Effects of AP002 on hamsters image
Effects of AP002 on mean daily mucositis scores in irradiated hamsters

Results

To examine the levels of clinically significant mucositis, the total number of days in which an animal exhibited an elevated score was summed and expressed as a percentage of the total number of days scored for each group. Statistical significance of observed differences was calculated using chi-square analysis. Statistically significant changes were observed between the vehicle control group and all treatment groups (p value for AP002 group < 0.001).

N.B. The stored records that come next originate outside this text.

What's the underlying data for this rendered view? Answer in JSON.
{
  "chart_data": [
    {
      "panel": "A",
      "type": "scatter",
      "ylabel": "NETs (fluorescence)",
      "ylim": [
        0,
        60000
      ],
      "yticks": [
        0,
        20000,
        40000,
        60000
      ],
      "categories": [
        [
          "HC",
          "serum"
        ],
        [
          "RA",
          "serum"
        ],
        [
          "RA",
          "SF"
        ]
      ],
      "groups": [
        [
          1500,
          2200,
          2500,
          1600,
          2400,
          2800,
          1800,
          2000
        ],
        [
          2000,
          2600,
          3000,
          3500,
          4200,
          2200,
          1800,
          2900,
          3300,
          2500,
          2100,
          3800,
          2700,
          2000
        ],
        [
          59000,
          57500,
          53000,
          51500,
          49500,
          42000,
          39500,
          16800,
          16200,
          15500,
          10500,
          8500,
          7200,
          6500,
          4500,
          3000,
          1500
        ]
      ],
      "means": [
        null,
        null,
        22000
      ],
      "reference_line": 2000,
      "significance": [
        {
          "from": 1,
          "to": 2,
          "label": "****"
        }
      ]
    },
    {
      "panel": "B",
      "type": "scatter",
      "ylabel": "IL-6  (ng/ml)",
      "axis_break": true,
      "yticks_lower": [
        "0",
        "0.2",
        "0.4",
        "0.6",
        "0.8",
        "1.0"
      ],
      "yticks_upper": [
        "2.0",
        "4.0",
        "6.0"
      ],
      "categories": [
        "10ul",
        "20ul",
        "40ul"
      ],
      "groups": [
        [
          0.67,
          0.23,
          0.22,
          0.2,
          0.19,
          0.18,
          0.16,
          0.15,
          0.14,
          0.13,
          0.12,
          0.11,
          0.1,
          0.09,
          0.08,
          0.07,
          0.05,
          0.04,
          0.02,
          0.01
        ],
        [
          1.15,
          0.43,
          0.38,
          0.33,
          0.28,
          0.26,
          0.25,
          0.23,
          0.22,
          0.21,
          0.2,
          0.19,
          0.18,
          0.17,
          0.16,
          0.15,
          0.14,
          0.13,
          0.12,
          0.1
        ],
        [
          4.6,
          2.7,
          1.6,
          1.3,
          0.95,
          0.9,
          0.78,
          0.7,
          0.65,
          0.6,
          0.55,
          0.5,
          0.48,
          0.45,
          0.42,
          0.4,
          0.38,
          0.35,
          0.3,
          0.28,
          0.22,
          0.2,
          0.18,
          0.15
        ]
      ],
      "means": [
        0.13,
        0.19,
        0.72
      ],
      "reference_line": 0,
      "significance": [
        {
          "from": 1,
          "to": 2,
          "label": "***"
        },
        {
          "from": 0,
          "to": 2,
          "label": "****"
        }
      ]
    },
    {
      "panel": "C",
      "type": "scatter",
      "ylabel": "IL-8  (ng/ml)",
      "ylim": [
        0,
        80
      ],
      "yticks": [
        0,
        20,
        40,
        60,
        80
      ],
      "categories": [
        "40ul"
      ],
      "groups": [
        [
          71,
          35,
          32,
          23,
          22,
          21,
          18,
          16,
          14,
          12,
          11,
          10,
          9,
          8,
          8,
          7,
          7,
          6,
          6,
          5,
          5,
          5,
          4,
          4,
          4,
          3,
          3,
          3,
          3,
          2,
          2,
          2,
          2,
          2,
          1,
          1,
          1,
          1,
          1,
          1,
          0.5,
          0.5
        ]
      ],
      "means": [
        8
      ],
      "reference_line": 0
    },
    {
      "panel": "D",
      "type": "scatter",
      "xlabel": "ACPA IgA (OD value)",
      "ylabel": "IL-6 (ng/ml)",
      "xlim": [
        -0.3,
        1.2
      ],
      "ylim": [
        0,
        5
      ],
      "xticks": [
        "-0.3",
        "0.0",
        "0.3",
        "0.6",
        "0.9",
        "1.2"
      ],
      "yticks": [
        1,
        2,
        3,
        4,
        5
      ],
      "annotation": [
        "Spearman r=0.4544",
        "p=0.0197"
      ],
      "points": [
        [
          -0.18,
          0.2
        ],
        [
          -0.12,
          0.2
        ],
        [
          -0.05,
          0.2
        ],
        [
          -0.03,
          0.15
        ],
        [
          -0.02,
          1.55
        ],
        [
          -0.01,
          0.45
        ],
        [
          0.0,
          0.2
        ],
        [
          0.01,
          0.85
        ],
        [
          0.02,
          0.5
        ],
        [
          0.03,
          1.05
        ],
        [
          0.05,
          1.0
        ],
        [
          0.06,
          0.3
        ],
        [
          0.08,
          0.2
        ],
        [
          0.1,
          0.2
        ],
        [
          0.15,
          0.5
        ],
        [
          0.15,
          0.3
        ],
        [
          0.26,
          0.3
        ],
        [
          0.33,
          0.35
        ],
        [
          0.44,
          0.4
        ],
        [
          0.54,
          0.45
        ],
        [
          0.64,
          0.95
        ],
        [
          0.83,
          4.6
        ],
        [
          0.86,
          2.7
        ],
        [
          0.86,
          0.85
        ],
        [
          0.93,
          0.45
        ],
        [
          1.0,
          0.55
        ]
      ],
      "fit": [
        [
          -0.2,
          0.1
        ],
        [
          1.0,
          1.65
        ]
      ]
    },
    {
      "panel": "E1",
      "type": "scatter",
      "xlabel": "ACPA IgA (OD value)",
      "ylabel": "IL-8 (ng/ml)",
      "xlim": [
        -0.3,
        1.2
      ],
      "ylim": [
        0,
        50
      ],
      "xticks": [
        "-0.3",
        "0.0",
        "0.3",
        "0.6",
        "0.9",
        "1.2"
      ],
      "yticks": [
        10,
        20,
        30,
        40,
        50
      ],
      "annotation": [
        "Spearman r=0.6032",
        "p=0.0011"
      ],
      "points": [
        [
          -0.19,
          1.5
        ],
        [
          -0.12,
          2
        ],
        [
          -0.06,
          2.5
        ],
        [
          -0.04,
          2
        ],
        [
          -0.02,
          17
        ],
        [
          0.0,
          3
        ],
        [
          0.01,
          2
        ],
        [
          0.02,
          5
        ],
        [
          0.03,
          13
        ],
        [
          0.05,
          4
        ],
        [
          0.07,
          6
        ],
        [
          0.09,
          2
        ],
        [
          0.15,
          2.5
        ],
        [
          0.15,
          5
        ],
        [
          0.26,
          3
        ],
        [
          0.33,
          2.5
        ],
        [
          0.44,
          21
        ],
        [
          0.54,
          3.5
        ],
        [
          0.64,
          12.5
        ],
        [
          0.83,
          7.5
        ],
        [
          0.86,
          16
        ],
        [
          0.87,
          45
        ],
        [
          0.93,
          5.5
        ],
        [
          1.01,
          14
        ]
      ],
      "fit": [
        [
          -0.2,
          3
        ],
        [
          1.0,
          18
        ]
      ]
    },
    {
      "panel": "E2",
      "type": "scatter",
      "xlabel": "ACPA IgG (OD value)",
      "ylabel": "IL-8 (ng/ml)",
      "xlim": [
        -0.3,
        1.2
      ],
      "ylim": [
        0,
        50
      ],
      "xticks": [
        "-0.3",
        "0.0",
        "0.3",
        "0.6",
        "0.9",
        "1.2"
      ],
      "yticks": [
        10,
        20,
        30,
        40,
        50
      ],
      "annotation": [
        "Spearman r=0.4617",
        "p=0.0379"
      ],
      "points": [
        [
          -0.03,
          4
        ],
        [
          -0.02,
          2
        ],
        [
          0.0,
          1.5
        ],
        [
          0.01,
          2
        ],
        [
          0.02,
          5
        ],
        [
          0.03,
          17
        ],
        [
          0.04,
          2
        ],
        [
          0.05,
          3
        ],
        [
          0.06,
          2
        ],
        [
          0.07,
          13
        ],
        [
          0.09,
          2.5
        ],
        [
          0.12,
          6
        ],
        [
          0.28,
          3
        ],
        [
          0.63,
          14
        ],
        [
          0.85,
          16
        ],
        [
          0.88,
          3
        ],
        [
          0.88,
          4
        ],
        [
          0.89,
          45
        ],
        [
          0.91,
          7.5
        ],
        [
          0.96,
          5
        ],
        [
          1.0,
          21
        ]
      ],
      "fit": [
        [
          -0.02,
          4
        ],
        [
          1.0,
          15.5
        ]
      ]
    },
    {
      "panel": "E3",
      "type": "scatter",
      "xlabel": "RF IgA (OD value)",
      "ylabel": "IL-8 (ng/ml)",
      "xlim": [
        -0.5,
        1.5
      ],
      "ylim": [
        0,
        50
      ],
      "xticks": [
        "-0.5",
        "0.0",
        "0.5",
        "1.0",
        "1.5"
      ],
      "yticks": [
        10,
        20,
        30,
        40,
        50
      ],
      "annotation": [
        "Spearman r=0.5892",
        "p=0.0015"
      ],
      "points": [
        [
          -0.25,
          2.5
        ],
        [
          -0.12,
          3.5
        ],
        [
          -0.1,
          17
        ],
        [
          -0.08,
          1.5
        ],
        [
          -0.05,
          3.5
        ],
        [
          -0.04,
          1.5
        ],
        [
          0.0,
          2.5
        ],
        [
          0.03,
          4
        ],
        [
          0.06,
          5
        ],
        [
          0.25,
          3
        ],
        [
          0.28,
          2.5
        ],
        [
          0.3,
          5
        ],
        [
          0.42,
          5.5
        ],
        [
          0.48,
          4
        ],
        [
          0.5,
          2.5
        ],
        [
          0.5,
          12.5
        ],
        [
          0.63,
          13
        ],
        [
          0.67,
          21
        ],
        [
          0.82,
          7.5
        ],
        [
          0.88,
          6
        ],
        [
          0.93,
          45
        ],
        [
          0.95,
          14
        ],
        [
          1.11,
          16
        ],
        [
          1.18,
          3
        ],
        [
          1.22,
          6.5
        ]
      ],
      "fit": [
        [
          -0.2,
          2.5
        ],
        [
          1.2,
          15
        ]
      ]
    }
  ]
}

Effects of AP002 on percentage of days in hamsters
Conclusion
  1. Topical dosing of AP001 at 8μg/dose from Day -1 to Day 20 resulted in significant reduction in ulcerative mucositis duration compared to the vehicle-treated controls, an effect that was also observed in the previous studies, APS-02A and APS-02B.
  2. 1. Treatment with AP001 at 8μg/dose on an abbreviated schedule, whether that schedule was from Day -2 to Day 4 or from Day 1 to Day 10, resulted in greater reductions in ulcerative mucositis than when AP001 was given from Day -1 to Day 20.
  3. Treatment with AP002 at 3μg/dose produced similar reductions in ulcerative mucositis to the AP001 when given from Day -2 to Day 4 or from Day 1 to Day 10.
  4. No adverse events were noted in animals treated with topically dosed AP002 or AP001 peptide forms.